On Scope 3 data, she stops short of calling anything a hard red line, but is clear that investment managers must conduct their own full value chain analysis rather than relying on currently unreliable reported data. For some companies, Scope 3 can represent 80% of climate impact, making this non-negotiable. She expects the same rigour to be applied to human rights, nature, and other material systemic risks, and requires managers to communicate their assessments clearly and back them with evidence.
On scaling transition finance into heavy industry, she identifies the absence of a shared definition of "credible" transition finance as the primary barrier. Without a common baseline, institutions cannot allocate capital with confidence. The Transition Finance Council is addressing this through guidance designed to work across asset classes, including banks' lending, insurers' underwriting, and asset managers' activities, anchored by sector pathways that reflect the fact that credibility varies by sector and country. Co-created sector transition plans, with finance embedded in their development, are a further component.
On nature-related reporting under the UK's Sustainability Disclosure Requirements, she draws a pointed contrast with climate reporting. Climate benefits from a consistent unit of measure in CO₂ equivalents that can be applied across sectors and geographies. Nature is place-based and multifaceted, so the relativity of risk shifts in every context. The technical gap is making nature risks measurable and comparable at scale. She also cautions against over-reliance on quantification, stressing that qualitative narrative remains essential to avoid unintended consequences and to understand where a company is genuinely heading.

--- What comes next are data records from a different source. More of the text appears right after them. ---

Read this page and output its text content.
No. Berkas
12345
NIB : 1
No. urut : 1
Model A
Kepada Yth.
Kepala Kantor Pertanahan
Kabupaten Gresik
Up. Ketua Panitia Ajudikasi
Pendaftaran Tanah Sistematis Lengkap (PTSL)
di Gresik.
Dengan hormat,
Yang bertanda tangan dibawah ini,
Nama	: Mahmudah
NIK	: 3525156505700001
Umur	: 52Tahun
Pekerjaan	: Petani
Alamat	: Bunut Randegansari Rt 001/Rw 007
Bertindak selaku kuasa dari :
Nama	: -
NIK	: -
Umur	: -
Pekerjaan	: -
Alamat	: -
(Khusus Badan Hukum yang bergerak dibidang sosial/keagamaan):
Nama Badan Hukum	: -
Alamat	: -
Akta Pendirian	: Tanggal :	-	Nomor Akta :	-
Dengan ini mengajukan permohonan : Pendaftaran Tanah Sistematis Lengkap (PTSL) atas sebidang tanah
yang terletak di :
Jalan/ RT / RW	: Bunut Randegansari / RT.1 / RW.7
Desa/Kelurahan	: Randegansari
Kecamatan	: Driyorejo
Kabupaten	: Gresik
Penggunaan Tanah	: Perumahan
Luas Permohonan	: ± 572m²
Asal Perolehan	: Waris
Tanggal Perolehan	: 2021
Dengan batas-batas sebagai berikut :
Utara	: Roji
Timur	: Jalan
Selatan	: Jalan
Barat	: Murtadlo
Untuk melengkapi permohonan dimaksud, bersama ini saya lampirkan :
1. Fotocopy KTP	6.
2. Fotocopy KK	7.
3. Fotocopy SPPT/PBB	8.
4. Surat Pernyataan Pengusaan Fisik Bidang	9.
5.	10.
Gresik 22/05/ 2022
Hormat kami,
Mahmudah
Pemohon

Faith advocates for reforming how investment time horizons are defined in regulation, arguing that for defined benefit funds moving toward buyout, current rules can be interpreted as constraining the relevant timeframe to the instrument rather than to the lifetimes of the beneficiaries themselves. She recommends that guidance to trustees be revised to reflect beneficiary demographics instead.
On AI, Brunel uses it for stewardship analysis, including examining voting records of asset managers to identify trends, as well as for communications and research. She urges care, noting the risk of hallucination, and flags that AI's energy consumption and cooling requirements make it a responsible investment theme in its own right.
Her career advice to those entering sustainable finance is to resist the pressure to know everything across an enormously broad field, and instead to develop deep expertise in one area while building a strong, diverse network spanning scientists, actuaries, accountants, and policymakers. Think of yourself, she says, as a sponge: absorbing information across disciplines and translating it into a financial context.
She closes with a firm conviction that sustainable finance is not optional. Regardless of short-term macroeconomic and political headwinds, it is a fundamental imperative for building a resilient economy that delivers jobs, energy security, and long-term wellbeing for society. Those challenges, she argues, will ultimately make the field more robust by forcing a return to sound fundamentals and authentic, evidence-based practice.